The two British men and three Europeans were found guilty of conspiracy to import cocaine, after a trial at Bristol Crown Court.
They were arrested after their 60ft catamaran was intercepted in August 2018 and taken to Newlyn, Cornwall, with 1.4 tonnes of cocaine on board.
It was one of the biggest ever seizures of Class A drugs by UK authorities.
UK nationals Nigel Clark, 64, and Dean Waters, 60, of no fixed address, who were arrested on land at nearby Hayle in Cornwall, were each jailed for 28 years.
Richard Must, 49, from Estonia, who was skipper of the catamaran Nomad, was jailed for 30 years.
Crew member Raymond Dijkstra, 27, from the Netherlands, was jailed for 18 years and fellow crew member Voldemars Gailis, 21, from Latvia was jailed for 16 years.
Judge Martin Picton said the men were guilty of "international drugs smuggling of the highest order".

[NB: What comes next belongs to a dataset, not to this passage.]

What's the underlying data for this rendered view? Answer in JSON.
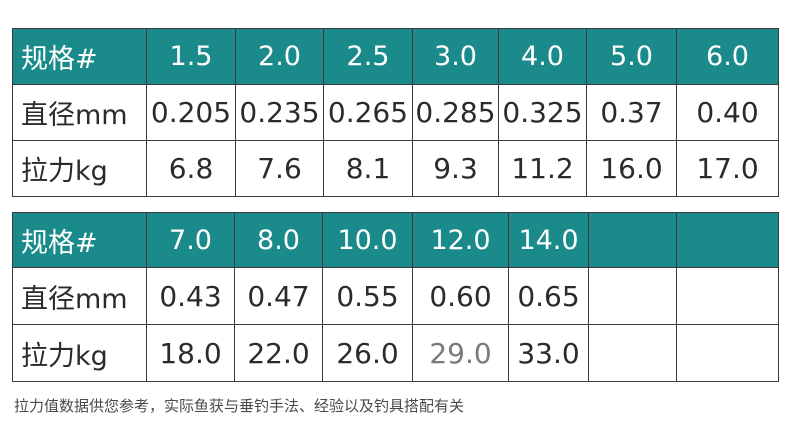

He said the men had hoped to secure "enormous profits" and that if their attempt to import the cocaine had been successful they would have "flooded UK drugs markets and contributed to significant social harm".
More news and stories from Cornwall
The crew had left Plymouth, Devon, in June and sailed down towards South America, where the cocaine was loaded from another ship.
They were intercepted off the southern coast of the Irish republic by Border Force on 29 August.
Clark and Waters had been preparing to use a small boat to collect the drugs from the Nomad and bring them ashore when they were arrested.
All the men will serve a minimum of half their sentences in prison before being considered for release under licence.